Doh Young LeeTack-Kyun KwonMyung-Whun SungKwang Hyun KimJ Hun HahPublished in: International journal of endocrinology (2014)
Objectives. The aim of the present study was to evaluate the value of high-resolution ultrasound (US) and computed tomography (CT) scan for preoperative prediction of the extrathyroidal extension (ETE). Methods. We analyzed the medical records of 377 patients with papillary thyroid carcinoma (PTC) with preoperative US and CT scan to calculate the sensitivity, specificity, and positive and negative predictive values of characteristics imaging features (such as contact and disruption of thyroid capsule) for the presence of ETE in postoperative pathologic examination. We also evaluated the diagnostic power for several combinations of US and CT findings. Results. ETE was present in 174 (46.2%) based on pathologic reports.
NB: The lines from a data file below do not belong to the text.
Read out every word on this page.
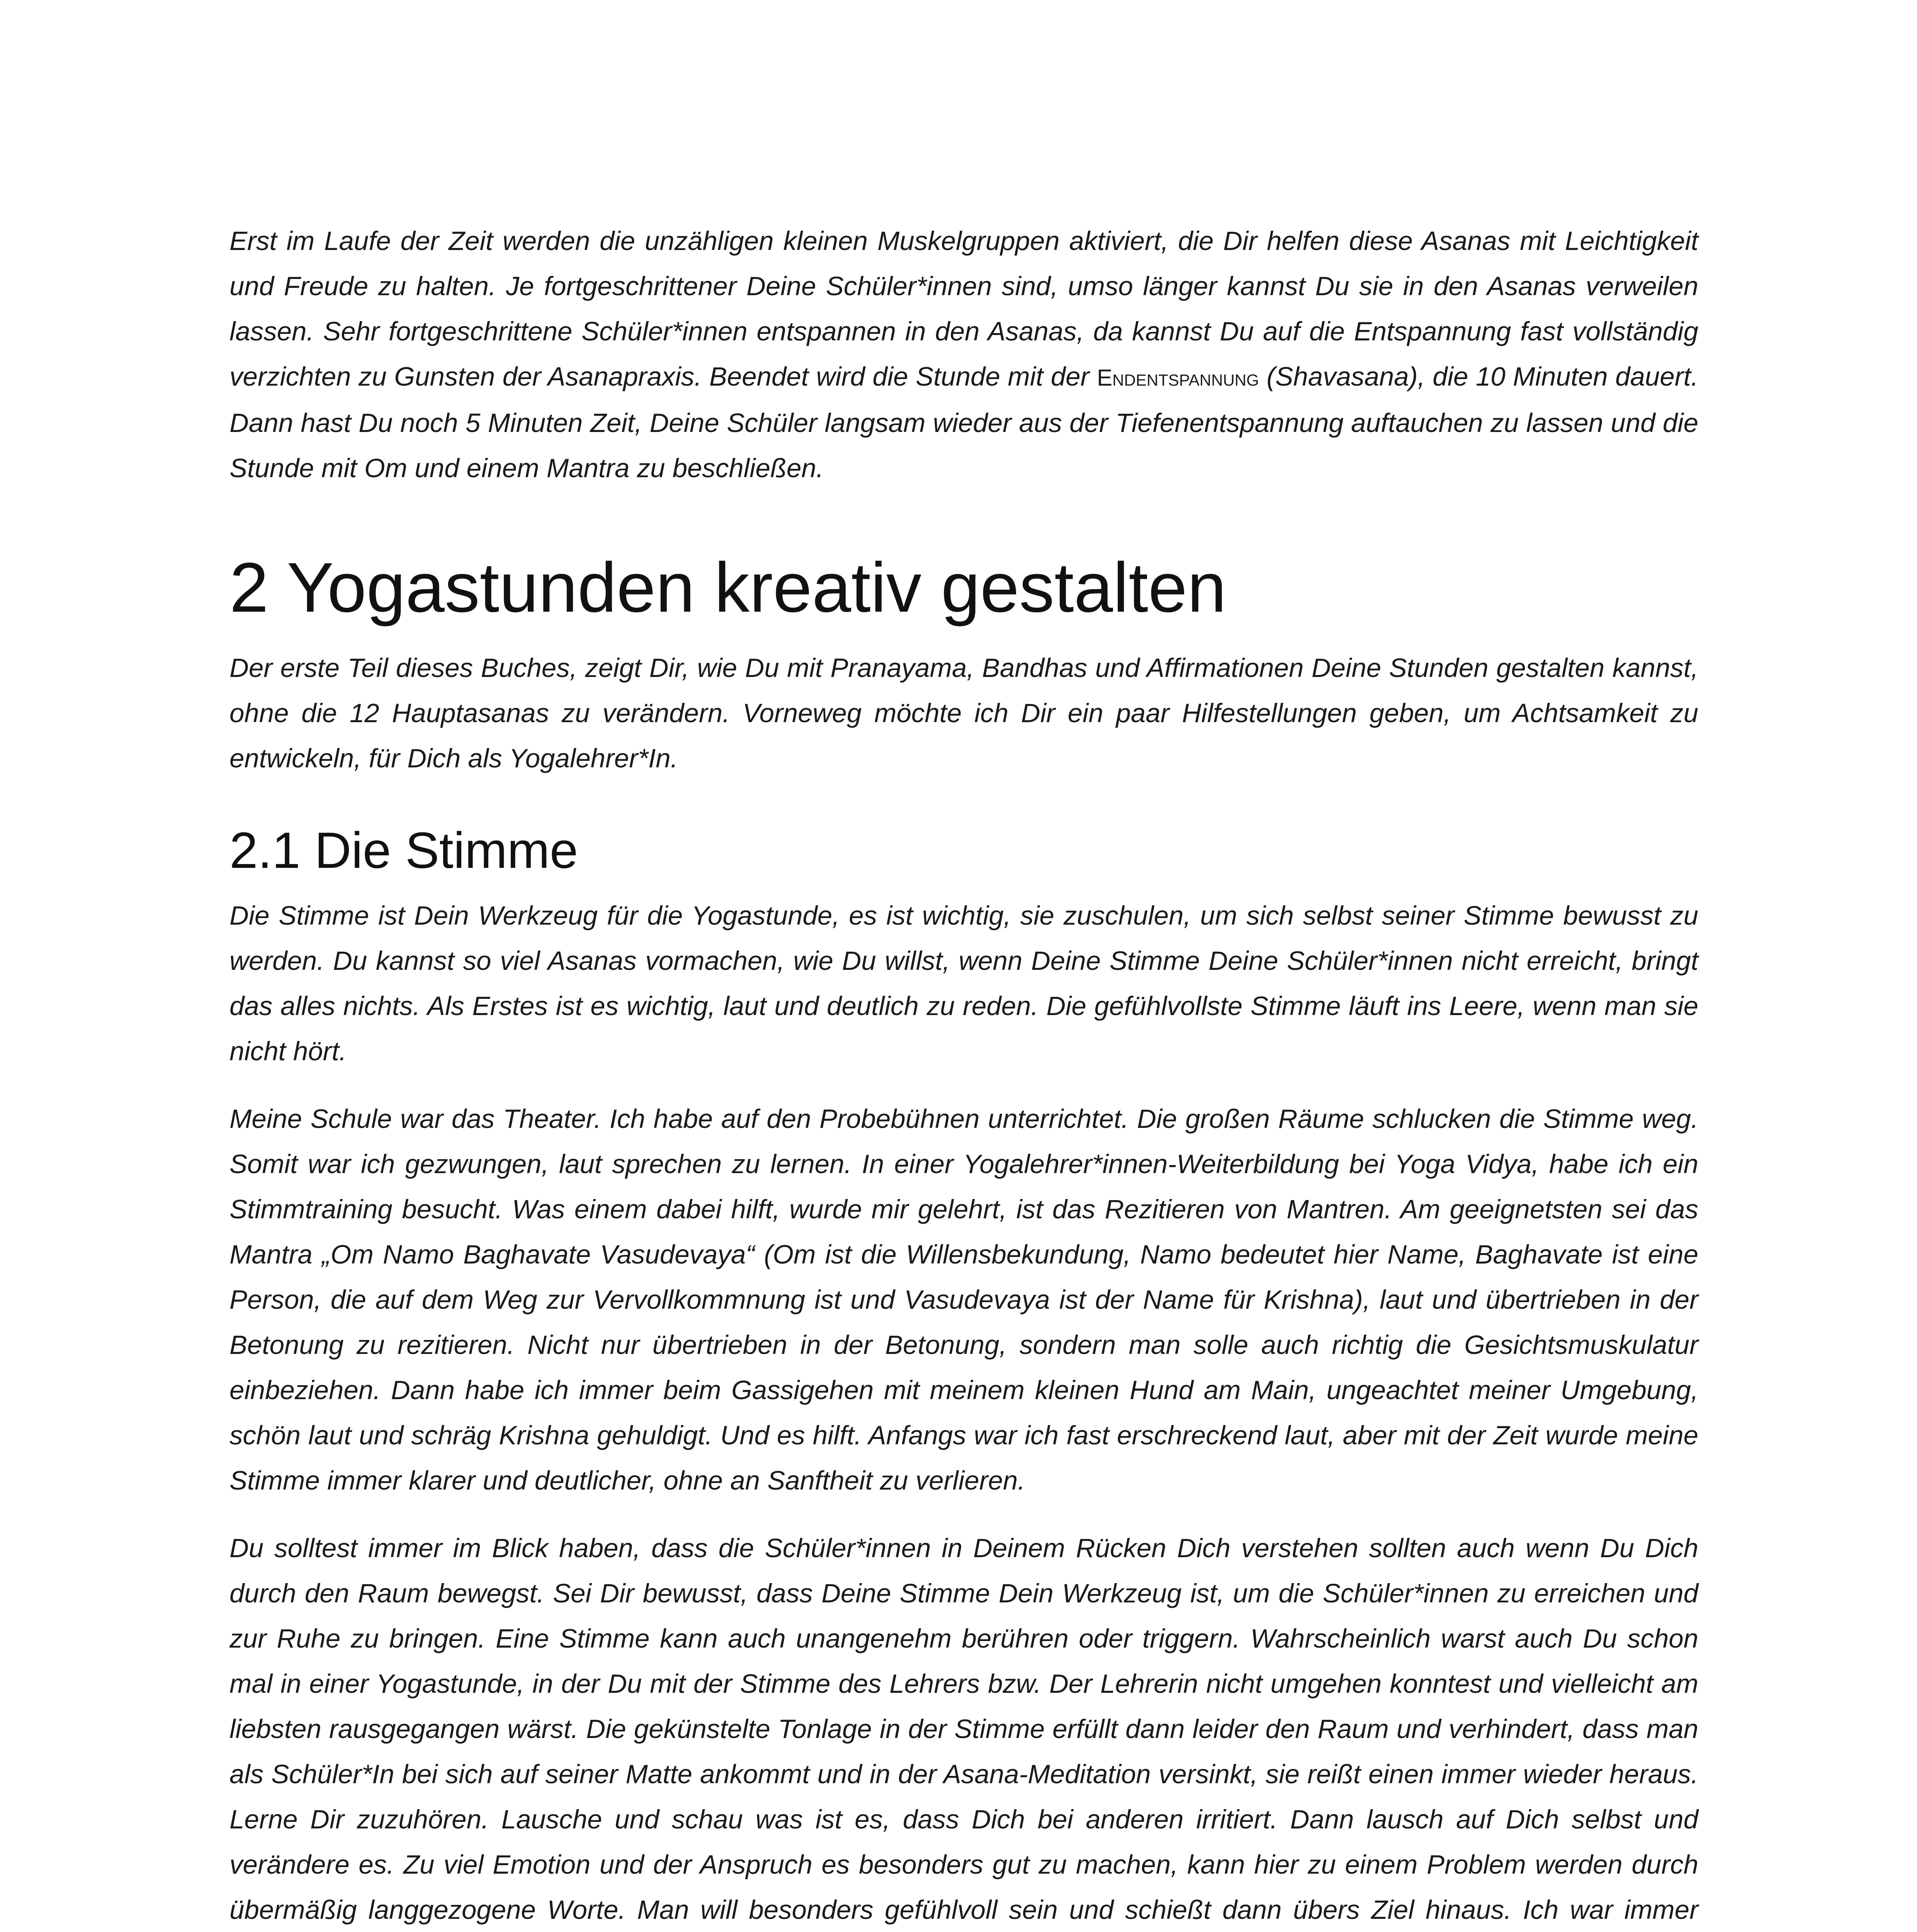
Erst im Laufe der Zeit werden die unzähligen kleinen Muskelgruppen aktiviert, die Dir helfen diese Asanas mit Leichtigkeit und Freude zu halten. Je fortgeschrittener Deine Schüler*innen sind, umso länger kannst Du sie in den Asanas verweilen lassen. Sehr fortgeschrittene Schüler*innen entspannen in den Asanas, da kannst Du auf die Entspannung fast vollständig verzichten zu Gunsten der Asanapraxis. Beendet wird die Stunde mit der Endentspannung (Shavasana), die 10 Minuten dauert. Dann hast Du noch 5 Minuten Zeit, Deine Schüler langsam wieder aus der Tiefenentspannung auftauchen zu lassen und die Stunde mit Om und einem Mantra zu beschließen.

2 Yogastunden kreativ gestalten

Der erste Teil dieses Buches, zeigt Dir, wie Du mit Pranayama, Bandhas und Affirmationen Deine Stunden gestalten kannst, ohne die 12 Hauptasanas zu verändern. Vorneweg möchte ich Dir ein paar Hilfestellungen geben, um Achtsamkeit zu entwickeln, für Dich als Yogalehrer*In.

2.1 Die Stimme

Die Stimme ist Dein Werkzeug für die Yogastunde, es ist wichtig, sie zuschulen, um sich selbst seiner Stimme bewusst zu werden. Du kannst so viel Asanas vormachen, wie Du willst, wenn Deine Stimme Deine Schüler*innen nicht erreicht, bringt das alles nichts. Als Erstes ist es wichtig, laut und deutlich zu reden. Die gefühlvollste Stimme läuft ins Leere, wenn man sie nicht hört.

Meine Schule war das Theater. Ich habe auf den Probebühnen unterrichtet. Die großen Räume schlucken die Stimme weg. Somit war ich gezwungen, laut sprechen zu lernen. In einer Yogalehrer*innen-Weiterbildung bei Yoga Vidya, habe ich ein Stimmtraining besucht. Was einem dabei hilft, wurde mir gelehrt, ist das Rezitieren von Mantren. Am geeignetsten sei das Mantra „Om Namo Baghavate Vasudevaya“ (Om ist die Willensbekundung, Namo bedeutet hier Name, Baghavate ist eine Person, die auf dem Weg zur Vervollkommnung ist und Vasudevaya ist der Name für Krishna), laut und übertrieben in der Betonung zu rezitieren. Nicht nur übertrieben in der Betonung, sondern man solle auch richtig die Gesichtsmuskulatur einbeziehen. Dann habe ich immer beim Gassigehen mit meinem kleinen Hund am Main, ungeachtet meiner Umgebung, schön laut und schräg Krishna gehuldigt. Und es hilft. Anfangs war ich fast erschreckend laut, aber mit der Zeit wurde meine Stimme immer klarer und deutlicher, ohne an Sanftheit zu verlieren.

Du solltest immer im Blick haben, dass die Schüler*innen in Deinem Rücken Dich verstehen sollten auch wenn Du Dich durch den Raum bewegst. Sei Dir bewusst, dass Deine Stimme Dein Werkzeug ist, um die Schüler*innen zu erreichen und zur Ruhe zu bringen. Eine Stimme kann auch unangenehm berühren oder triggern. Wahrscheinlich warst auch Du schon mal in einer Yogastunde, in der Du mit der Stimme des Lehrers bzw. Der Lehrerin nicht umgehen konntest und vielleicht am liebsten rausgegangen wärst. Die gekünstelte Tonlage in der Stimme erfüllt dann leider den Raum und verhindert, dass man als Schüler*In bei sich auf seiner Matte ankommt und in der Asana-Meditation versinkt, sie reißt einen immer wieder heraus. Lerne Dir zuzuhören. Lausche und schau was ist es, dass Dich bei anderen irritiert. Dann lausch auf Dich selbst und verändere es. Zu viel Emotion und der Anspruch es besonders gut zu machen, kann hier zu einem Problem werden durch übermäßig langgezogene Worte. Man will besonders gefühlvoll sein und schießt dann übers Ziel hinaus. Ich war immer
The frequency of ETE was greater in the patients with greater degrees of tumor contact and disruption of capsule, as revealed by both US and CT scans (positive predictive value of 72.2% and 81.8%, resp.). Considering positive predictive values and AUC of US and CT categories, separately or combined, a combination of US and CT findings was most accurate for predicting ETE (83.0%, 0.744). Conclusions. This study suggests that ETE can be predicted most accurately by a combination of categories based on the findings of US and CT scans.